Both print and, especially, online journalists need easy access to good photography if you want them to get the word out about your product or event.
Unfortunately, that recipe is all-too-elusive for many companies and services. Most news outlets barely have the budget to buy their own point-and-shoot cameras, let alone enough cash sitting around to be able to hire a professional at a four-figure-a-day rate (plus per diem!). As a result, they often wind up without any photography to illustrate stories, an especially difficult case when it comes to online publications with plenty of room for multi-image galleries. Stories that they would otherwise deem important are relegated to poor positions because they didn’t have visuals.
The easy solution to this dilemma falls on your ability to make images readily available to members of the media. Reasonably high quality images aren’t hard to shoot; they just take some time. Learn the basics of a moderately-priced digital SLR camera, set the scene up properly and you’re probably going to get decent stills of your own product.

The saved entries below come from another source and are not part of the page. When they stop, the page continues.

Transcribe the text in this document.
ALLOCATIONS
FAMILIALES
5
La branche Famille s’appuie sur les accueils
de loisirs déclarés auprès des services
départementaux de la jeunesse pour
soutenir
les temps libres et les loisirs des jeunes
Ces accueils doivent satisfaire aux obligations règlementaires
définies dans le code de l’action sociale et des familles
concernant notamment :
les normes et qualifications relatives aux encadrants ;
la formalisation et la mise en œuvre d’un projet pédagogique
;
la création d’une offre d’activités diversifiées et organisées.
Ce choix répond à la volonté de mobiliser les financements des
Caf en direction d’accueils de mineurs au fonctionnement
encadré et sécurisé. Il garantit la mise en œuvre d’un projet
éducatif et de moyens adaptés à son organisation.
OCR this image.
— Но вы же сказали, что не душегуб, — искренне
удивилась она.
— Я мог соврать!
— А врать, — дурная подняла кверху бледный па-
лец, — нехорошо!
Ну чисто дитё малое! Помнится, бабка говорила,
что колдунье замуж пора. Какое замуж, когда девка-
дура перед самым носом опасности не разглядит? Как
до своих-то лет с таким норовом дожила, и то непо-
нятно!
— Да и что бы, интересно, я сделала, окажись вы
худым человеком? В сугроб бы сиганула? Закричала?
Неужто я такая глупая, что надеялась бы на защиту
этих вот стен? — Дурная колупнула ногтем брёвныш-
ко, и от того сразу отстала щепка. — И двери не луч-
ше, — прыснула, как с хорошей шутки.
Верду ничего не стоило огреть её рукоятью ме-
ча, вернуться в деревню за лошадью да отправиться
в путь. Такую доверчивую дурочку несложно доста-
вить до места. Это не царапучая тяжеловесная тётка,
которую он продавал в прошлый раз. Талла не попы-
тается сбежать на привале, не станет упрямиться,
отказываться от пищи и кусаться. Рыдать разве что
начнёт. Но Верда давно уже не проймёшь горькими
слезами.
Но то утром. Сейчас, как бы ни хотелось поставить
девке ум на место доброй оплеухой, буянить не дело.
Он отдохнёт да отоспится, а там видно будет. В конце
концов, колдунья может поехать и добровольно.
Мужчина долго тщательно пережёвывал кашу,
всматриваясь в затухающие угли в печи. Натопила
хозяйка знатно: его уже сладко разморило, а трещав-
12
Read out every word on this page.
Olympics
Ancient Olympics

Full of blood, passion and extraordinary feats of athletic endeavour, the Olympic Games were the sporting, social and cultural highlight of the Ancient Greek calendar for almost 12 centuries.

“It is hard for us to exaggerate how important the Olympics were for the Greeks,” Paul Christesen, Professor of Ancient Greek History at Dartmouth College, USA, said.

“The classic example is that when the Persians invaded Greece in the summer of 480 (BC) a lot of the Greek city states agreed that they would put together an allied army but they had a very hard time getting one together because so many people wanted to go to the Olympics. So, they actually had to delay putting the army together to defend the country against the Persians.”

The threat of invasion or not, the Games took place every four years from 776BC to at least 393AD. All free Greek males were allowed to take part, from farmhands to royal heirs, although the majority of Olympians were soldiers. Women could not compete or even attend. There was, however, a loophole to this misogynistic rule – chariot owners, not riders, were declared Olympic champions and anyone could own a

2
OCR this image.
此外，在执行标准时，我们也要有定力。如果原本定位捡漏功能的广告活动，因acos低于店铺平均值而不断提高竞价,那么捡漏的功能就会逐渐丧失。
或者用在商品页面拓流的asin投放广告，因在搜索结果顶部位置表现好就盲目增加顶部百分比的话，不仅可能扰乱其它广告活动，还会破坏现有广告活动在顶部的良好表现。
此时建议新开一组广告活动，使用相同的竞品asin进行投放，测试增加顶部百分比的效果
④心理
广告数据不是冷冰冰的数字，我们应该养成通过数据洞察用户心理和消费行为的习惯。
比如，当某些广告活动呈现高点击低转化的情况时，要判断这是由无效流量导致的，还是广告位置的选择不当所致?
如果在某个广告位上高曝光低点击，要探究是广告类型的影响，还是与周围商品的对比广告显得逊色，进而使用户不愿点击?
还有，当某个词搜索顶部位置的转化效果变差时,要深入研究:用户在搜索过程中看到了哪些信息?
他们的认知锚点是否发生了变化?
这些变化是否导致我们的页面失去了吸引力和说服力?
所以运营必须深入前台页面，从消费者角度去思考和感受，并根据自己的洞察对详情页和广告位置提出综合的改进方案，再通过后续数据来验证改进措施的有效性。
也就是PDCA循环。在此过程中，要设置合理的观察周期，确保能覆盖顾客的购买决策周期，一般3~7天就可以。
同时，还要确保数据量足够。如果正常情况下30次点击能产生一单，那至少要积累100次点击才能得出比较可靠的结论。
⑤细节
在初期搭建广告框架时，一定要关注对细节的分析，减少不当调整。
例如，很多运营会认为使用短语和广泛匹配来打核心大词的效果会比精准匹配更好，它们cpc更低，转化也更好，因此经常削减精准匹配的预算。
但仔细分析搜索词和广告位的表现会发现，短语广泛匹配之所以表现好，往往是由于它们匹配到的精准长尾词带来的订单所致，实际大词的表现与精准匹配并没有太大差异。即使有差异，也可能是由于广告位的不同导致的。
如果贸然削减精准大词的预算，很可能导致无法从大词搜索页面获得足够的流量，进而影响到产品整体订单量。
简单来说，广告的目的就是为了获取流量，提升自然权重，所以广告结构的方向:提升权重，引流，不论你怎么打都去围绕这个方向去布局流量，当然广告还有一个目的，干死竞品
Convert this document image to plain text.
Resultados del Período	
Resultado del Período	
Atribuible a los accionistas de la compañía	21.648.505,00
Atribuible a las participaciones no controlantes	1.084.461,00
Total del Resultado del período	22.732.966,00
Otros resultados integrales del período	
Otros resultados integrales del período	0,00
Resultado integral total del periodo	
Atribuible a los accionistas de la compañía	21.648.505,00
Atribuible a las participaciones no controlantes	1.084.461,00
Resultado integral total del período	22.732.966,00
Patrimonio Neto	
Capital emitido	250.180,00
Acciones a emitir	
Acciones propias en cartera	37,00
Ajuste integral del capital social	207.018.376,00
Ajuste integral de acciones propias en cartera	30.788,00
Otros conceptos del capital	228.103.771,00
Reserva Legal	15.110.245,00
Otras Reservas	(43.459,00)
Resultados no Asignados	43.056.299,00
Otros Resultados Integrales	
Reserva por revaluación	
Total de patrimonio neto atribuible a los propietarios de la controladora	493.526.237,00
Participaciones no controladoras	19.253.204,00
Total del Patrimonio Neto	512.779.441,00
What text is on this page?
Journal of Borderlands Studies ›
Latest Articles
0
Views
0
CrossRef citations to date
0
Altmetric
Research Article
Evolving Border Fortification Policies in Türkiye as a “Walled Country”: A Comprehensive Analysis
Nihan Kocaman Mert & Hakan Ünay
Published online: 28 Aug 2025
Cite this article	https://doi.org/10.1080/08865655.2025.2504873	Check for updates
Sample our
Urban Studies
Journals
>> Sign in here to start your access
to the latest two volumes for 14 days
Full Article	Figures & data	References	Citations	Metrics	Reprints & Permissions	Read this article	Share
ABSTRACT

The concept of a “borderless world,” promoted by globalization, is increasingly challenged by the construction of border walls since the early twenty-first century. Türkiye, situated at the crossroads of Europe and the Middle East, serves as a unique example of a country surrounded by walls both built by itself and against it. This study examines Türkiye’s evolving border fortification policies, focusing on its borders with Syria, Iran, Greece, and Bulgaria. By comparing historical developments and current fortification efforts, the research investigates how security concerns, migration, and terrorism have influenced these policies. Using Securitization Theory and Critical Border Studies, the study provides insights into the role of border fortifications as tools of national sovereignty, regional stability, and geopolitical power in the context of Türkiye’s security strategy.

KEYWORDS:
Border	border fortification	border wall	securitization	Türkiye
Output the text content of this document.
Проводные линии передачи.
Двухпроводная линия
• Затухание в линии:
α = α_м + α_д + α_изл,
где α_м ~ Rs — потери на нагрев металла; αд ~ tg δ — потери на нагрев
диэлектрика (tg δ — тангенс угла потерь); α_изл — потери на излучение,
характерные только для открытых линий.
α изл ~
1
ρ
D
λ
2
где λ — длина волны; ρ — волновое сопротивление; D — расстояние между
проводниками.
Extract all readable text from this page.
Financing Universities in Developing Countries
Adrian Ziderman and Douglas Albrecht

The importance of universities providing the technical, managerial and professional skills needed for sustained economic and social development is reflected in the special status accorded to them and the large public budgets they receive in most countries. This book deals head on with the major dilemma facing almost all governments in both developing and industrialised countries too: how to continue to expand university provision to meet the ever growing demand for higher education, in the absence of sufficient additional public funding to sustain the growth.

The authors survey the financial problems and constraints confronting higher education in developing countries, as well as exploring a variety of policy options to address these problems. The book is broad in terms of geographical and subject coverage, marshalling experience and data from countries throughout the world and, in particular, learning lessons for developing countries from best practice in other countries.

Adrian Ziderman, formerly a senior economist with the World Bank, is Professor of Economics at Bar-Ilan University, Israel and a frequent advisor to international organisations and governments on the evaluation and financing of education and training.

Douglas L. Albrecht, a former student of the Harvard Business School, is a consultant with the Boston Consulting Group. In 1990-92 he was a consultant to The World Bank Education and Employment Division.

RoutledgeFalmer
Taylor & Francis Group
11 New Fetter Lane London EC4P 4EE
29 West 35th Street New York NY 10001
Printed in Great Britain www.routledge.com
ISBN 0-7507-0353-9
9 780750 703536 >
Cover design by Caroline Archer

If it’s an event or a service you want to shoot, you might want to hire a professional – a local photographer might be willing to give a more reasonable rate in exchange for ownership of some of the content you don’t choose to use. Make sure you own the photos you want to use, however!
From there, it’s all about distributing your photos to members of the media. You can sit back and wait for requests, but that won’t reap benefits very quickly and it makes you seem rather aloof. Instead, being proactive by sending out relevant photography with news releases makes everyone’s job easier. If an outlet has good photography to work with, they are considerably more likely to publish the content simply because all of the pieces fell quickly into place.
For archival images, a dedicated media site – or at least easy access to an FTP server – makes downloading photos a cinch for members of the media. You can even provide photography with a strict embargo date to trusted members if you don’t want word reaching the public until after a major announcement.
After an event, make photos available to the media and make sure to identify any important guests or executives pictured – otherwise, you’ll spend half your day fielding phone calls all asking the same question!
Of course, there are a few things you aren’t going to want to do if you want to make your photography easy to use. Don’t put watermarks on images; let the outlet watermark their own photography, for example. Also, when you’re setting up a media site, make it easy to use. A complex design with all sorts of bells and whistles might look good to you, but reporters and art directors need to be able to efficiently download photos. Finally, don’t waste your time with subpar photography. You’ll be surprised with the places your photos will end up – in beautiful magazine layouts, spread across wallpaper galleries online and even in enthusiast websites, when the product is appropriate.
It’s simple: If you scratch the media’s back with accessible photography, they’ll provide the extensive coverage you need.